Earlier in the week, my oldest son asked if we could go to the moon. I smile tight, wishing I still believed such wild dreams and reality could collide. Today, he's reaching higher, beyond sun, moon, and stars.
With the loss of his "friend" kitten last Thursday, Wyatt has turned to asking if he can go to heaven to "visit Micah." At four and a half, his question actually makes a lot of sense. The only person he really "knows" in heaven is Jesus--and He's alive!
This reaching higher towards God and the heavens resonates in me and my love of architecture in both ancient and modern cultures. From the Mayan pyramid at Chichen Itza to the Sumerian ziggurats to the dome of London's St. Paul's cathedral--these buildings were built with the intent not to literally reach the heavens but to figuratively, metaphorically do so by providing a central place of religious ritual and worship, similar to the way Israel's temple functioned.
Although I've always wondered if those building the Tower of Babel were filled with enough hubris that they actually believed they could construct a tower tall enough to reach God, it seems more likely that their structure was intended to function in the same way as comparable ancient religious structures throughout the world--as a figurative representation of a place where they would be able to reach God.
First, they chose to build their tower on "a plain" (Gen. 11:2), not atop a mountain. Surely, if one literally wanted to touch heaven, he would use the natural heights of creation to give him a good head start. Yet, this group chose not a mountain but a wide expanse of flat land, which hints at the tower's true goal.
They said, "Come, let us build for ourselves a city, and a tower whose top will reach into heaven, and let us make for ourselves a name, otherwise we will be scattered abroad over the face of the whole earth" (v. 4). Considering the location plus this goal statement, it seems they had plans to build a great kingdom in a wide open area of land with one tower standing tall as a religious beacon, drawing to worship all who could see it miles away across that flat plain.
Such a refusal to be scattered by building of a solid, well-rooted kingdom, though, was disobedience, for God had instructed Noah and his sons to "fill the earth" (Gen. 9:1). However, unlike in Noah's day, God didn't just wipe civilization out again for this organized, of-one-mind disobedience. Instead, the trinity's decision to frustrate mankind's work by confusing their language showed mercy.
One very worth your time to read article states, "God frustrated the efforts of the builders at Babel before they reached the point of no return. God thwarted their plans in His benevolent omniscience."
Without God's intervention, as the Lord said, "nothing which they purpose to do will be impossible for them" (Gen. 11:6). With mankind's naturally sinful nature, they were already headed straight down the path that had led God to flood the earth just a few generations ago.
Ironically, they were already reaching heaven, even if their structure was barely off the ground--reaching it with their disobedience, their sin. And with one language and one mind, they would quickly build a tower of sin so high that God's holiness would be justified in destroying all living beings once again...although not by flood.

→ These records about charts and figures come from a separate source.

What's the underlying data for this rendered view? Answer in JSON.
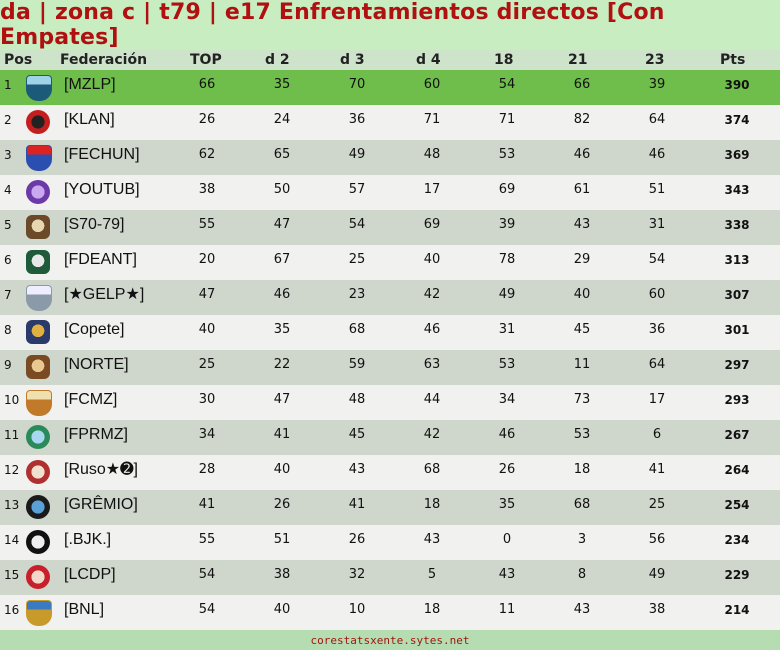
{
  "title": "da | zona c | t79 | e17 Enfrentamientos directos [Con Empates]",
  "headers": {
    "pos": "Pos",
    "fed": "Federación",
    "c1": "TOP",
    "c2": "d  2",
    "c3": "d  3",
    "c4": "d  4",
    "c5": "18",
    "c6": "21",
    "c7": "23",
    "pts": "Pts"
  },
  "colors": {
    "title": "#b01010",
    "leader_row": "#6fbd4a",
    "odd_row": "#f1f1ef",
    "even_row": "#cfd6cc",
    "background": "#b6ddb1"
  },
  "rows": [
    {
      "pos": "1",
      "fed": "[MZLP]",
      "v": [
        "66",
        "35",
        "70",
        "60",
        "54",
        "66",
        "39"
      ],
      "pts": "390",
      "crest": "shield-crest",
      "c1": "#1c5a7a",
      "c2": "#9fd3e8"
    },
    {
      "pos": "2",
      "fed": "[KLAN]",
      "v": [
        "26",
        "24",
        "36",
        "71",
        "71",
        "82",
        "64"
      ],
      "pts": "374",
      "crest": "round-crest",
      "c1": "#c41e1e",
      "c2": "#222"
    },
    {
      "pos": "3",
      "fed": "[FECHUN]",
      "v": [
        "62",
        "65",
        "49",
        "48",
        "53",
        "46",
        "46"
      ],
      "pts": "369",
      "crest": "shield-crest",
      "c1": "#2a4fb0",
      "c2": "#d22"
    },
    {
      "pos": "4",
      "fed": "[YOUTUB]",
      "v": [
        "38",
        "50",
        "57",
        "17",
        "69",
        "61",
        "51"
      ],
      "pts": "343",
      "crest": "round-crest",
      "c1": "#6b3aa8",
      "c2": "#c9a8f0"
    },
    {
      "pos": "5",
      "fed": "[S70-79]",
      "v": [
        "55",
        "47",
        "54",
        "69",
        "39",
        "43",
        "31"
      ],
      "pts": "338",
      "crest": "badge-crest",
      "c1": "#6b4a2a",
      "c2": "#e8d6b0"
    },
    {
      "pos": "6",
      "fed": "[FDEANT]",
      "v": [
        "20",
        "67",
        "25",
        "40",
        "78",
        "29",
        "54"
      ],
      "pts": "313",
      "crest": "badge-crest",
      "c1": "#1f5a3a",
      "c2": "#e8e8e8"
    },
    {
      "pos": "7",
      "fed": "[★GELP★]",
      "v": [
        "47",
        "46",
        "23",
        "42",
        "49",
        "40",
        "60"
      ],
      "pts": "307",
      "crest": "shield-crest",
      "c1": "#8a9aa8",
      "c2": "#eef"
    },
    {
      "pos": "8",
      "fed": "[Copete]",
      "v": [
        "40",
        "35",
        "68",
        "46",
        "31",
        "45",
        "36"
      ],
      "pts": "301",
      "crest": "badge-crest",
      "c1": "#2a3a6a",
      "c2": "#e0b040"
    },
    {
      "pos": "9",
      "fed": "[NORTE]",
      "v": [
        "25",
        "22",
        "59",
        "63",
        "53",
        "11",
        "64"
      ],
      "pts": "297",
      "crest": "badge-crest",
      "c1": "#7a4a22",
      "c2": "#e8c890"
    },
    {
      "pos": "10",
      "fed": "[FCMZ]",
      "v": [
        "30",
        "47",
        "48",
        "44",
        "34",
        "73",
        "17"
      ],
      "pts": "293",
      "crest": "shield-crest",
      "c1": "#c07a2a",
      "c2": "#f0e0b0"
    },
    {
      "pos": "11",
      "fed": "[FPRMZ]",
      "v": [
        "34",
        "41",
        "45",
        "42",
        "46",
        "53",
        "6"
      ],
      "pts": "267",
      "crest": "round-crest",
      "c1": "#2a8a5a",
      "c2": "#a8d8f0"
    },
    {
      "pos": "12",
      "fed": "[Ruso★➋]",
      "v": [
        "28",
        "40",
        "43",
        "68",
        "26",
        "18",
        "41"
      ],
      "pts": "264",
      "crest": "round-crest",
      "c1": "#b03030",
      "c2": "#f0e0d0"
    },
    {
      "pos": "13",
      "fed": "[GRÊMIO]",
      "v": [
        "41",
        "26",
        "41",
        "18",
        "35",
        "68",
        "25"
      ],
      "pts": "254",
      "crest": "round-crest",
      "c1": "#1a1a1a",
      "c2": "#5aa0d8"
    },
    {
      "pos": "14",
      "fed": "[.BJK.]",
      "v": [
        "55",
        "51",
        "26",
        "43",
        "0",
        "3",
        "56"
      ],
      "pts": "234",
      "crest": "round-crest",
      "c1": "#111",
      "c2": "#eee"
    },
    {
      "pos": "15",
      "fed": "[LCDP]",
      "v": [
        "54",
        "38",
        "32",
        "5",
        "43",
        "8",
        "49"
      ],
      "pts": "229",
      "crest": "round-crest",
      "c1": "#c8202a",
      "c2": "#f2d8c8"
    },
    {
      "pos": "16",
      "fed": "[BNL]",
      "v": [
        "54",
        "40",
        "10",
        "18",
        "11",
        "43",
        "38"
      ],
      "pts": "214",
      "crest": "shield-crest",
      "c1": "#c89a2a",
      "c2": "#3a7ac0"
    }
  ],
  "footer": "corestatsxente.sytes.net"
}
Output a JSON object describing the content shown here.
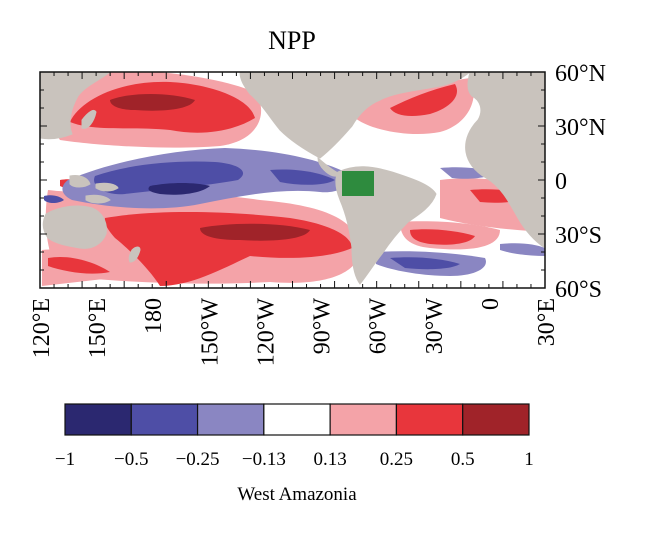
{
  "map": {
    "title": "NPP",
    "lat_labels": [
      "60°N",
      "30°N",
      "0",
      "30°S",
      "60°S"
    ],
    "lon_labels": [
      "120°E",
      "150°E",
      "180",
      "150°W",
      "120°W",
      "90°W",
      "60°W",
      "30°W",
      "0",
      "30°E"
    ],
    "highlight_box_color": "#2e8b3e",
    "land_color": "#c9c3bd"
  },
  "colorbar": {
    "label": "West Amazonia",
    "tick_labels": [
      "−1",
      "−0.5",
      "−0.25",
      "−0.13",
      "0.13",
      "0.25",
      "0.5",
      "1"
    ],
    "colors": [
      "#2b2870",
      "#4e4ea6",
      "#8a86c2",
      "#ffffff",
      "#f4a3a8",
      "#e8363c",
      "#a02329"
    ]
  }
}
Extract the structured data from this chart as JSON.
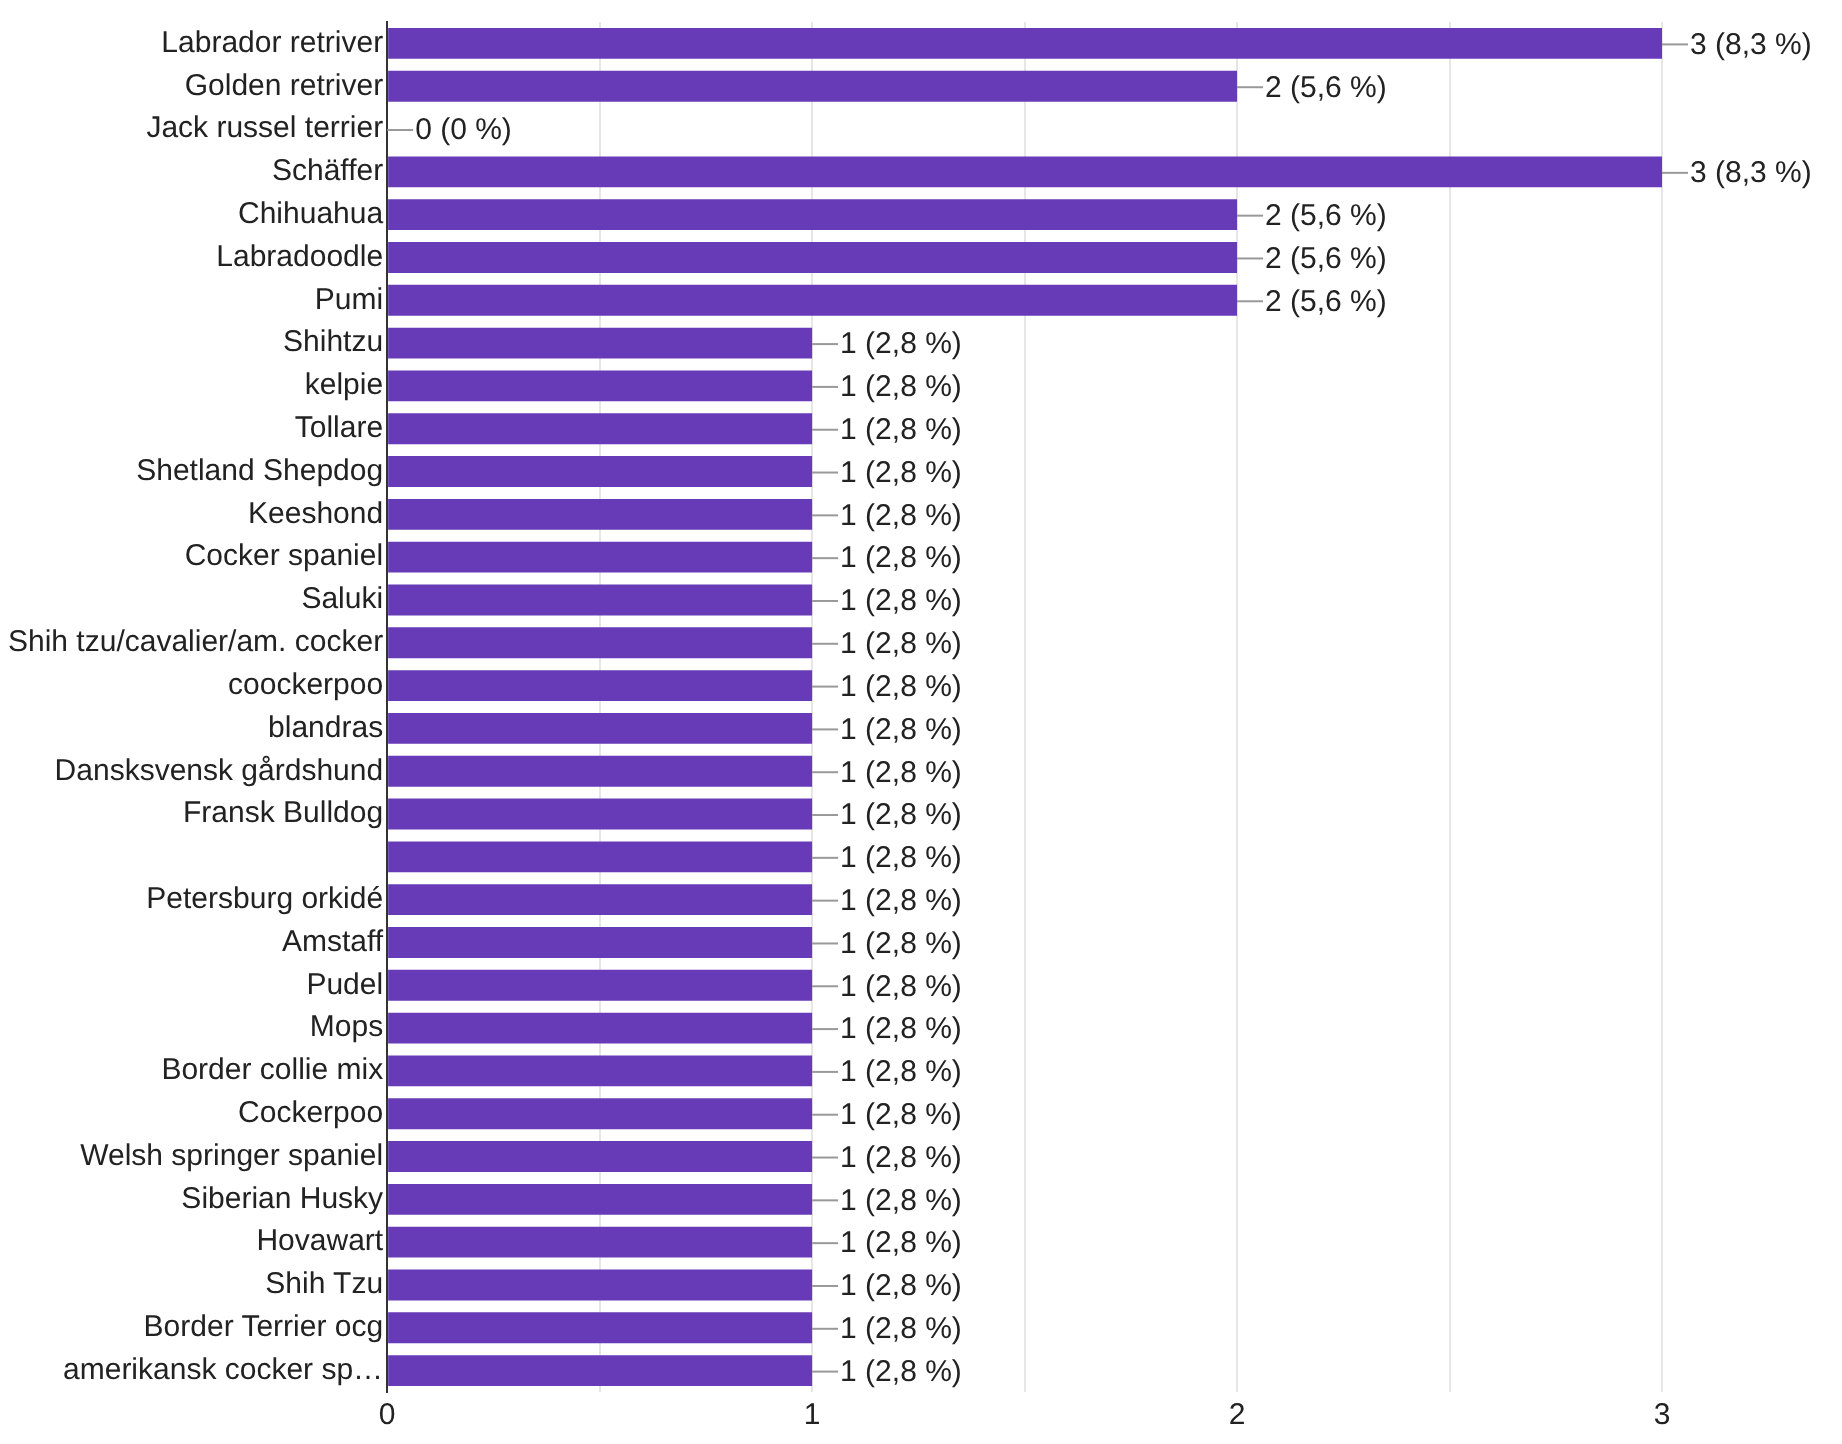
{
  "chart_data": {
    "type": "bar",
    "orientation": "horizontal",
    "categories": [
      "Labrador retriver",
      "Golden retriver",
      "Jack russel terrier",
      "Schäffer",
      "Chihuahua",
      "Labradoodle",
      "Pumi",
      "Shihtzu",
      "kelpie",
      "Tollare",
      "Shetland Shepdog",
      "Keeshond",
      "Cocker spaniel",
      "Saluki",
      "Shih tzu/cavalier/am. cocker",
      "coockerpoo",
      "blandras",
      "Dansksvensk gårdshund",
      "Fransk Bulldog",
      null,
      "Petersburg orkidé",
      "Amstaff",
      "Pudel",
      "Mops",
      "Border collie mix",
      "Cockerpoo",
      "Welsh springer spaniel",
      "Siberian Husky",
      "Hovawart",
      "Shih Tzu",
      "Border Terrier ocg",
      "amerikansk cocker sp…"
    ],
    "values": [
      3,
      2,
      0,
      3,
      2,
      2,
      2,
      1,
      1,
      1,
      1,
      1,
      1,
      1,
      1,
      1,
      1,
      1,
      1,
      1,
      1,
      1,
      1,
      1,
      1,
      1,
      1,
      1,
      1,
      1,
      1,
      1
    ],
    "value_labels": [
      "3 (8,3 %)",
      "2 (5,6 %)",
      "0 (0 %)",
      "3 (8,3 %)",
      "2 (5,6 %)",
      "2 (5,6 %)",
      "2 (5,6 %)",
      "1 (2,8 %)",
      "1 (2,8 %)",
      "1 (2,8 %)",
      "1 (2,8 %)",
      "1 (2,8 %)",
      "1 (2,8 %)",
      "1 (2,8 %)",
      "1 (2,8 %)",
      "1 (2,8 %)",
      "1 (2,8 %)",
      "1 (2,8 %)",
      "1 (2,8 %)",
      "1 (2,8 %)",
      "1 (2,8 %)",
      "1 (2,8 %)",
      "1 (2,8 %)",
      "1 (2,8 %)",
      "1 (2,8 %)",
      "1 (2,8 %)",
      "1 (2,8 %)",
      "1 (2,8 %)",
      "1 (2,8 %)",
      "1 (2,8 %)",
      "1 (2,8 %)",
      "1 (2,8 %)"
    ],
    "color": "#673ab7",
    "xlim": [
      0,
      3
    ],
    "xticks": [
      0,
      {
        "value": 0.5,
        "label": null
      },
      1,
      {
        "value": 1.5,
        "label": null
      },
      2,
      {
        "value": 2.5,
        "label": null
      },
      3
    ],
    "grid": "x"
  }
}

I have never before thought of the language barrier as an act of mercy by my God. That language slows worldwide progress, yes. But that it slows the spread of organized sin in rebellion against God, too...it makes sense.
In John's Revelation when he records what is to come concerning Babylon and her final rebellion against God, he says, "for her sins have piled up as high as heaven" (18:5). The Tower of Babel has figuratively continued to be built all these millenia, one sin piled atop another, reaching God.
This time, though, the peoples of the earth have reached the point of no return. This time, there will be no mercy, no thwarting of man's evil intent, no confounding of language. And the result is utter, eternal destruction.
Our vision of a far-away God who is unreachable and out-of-touch is completely flawed. Our prayers, our cries, our sins pile up before Him.
Atop the highest mountain or deep in the valley below--He is near, wanting to offer His mercy and grace to all who will repent and believe in His Son.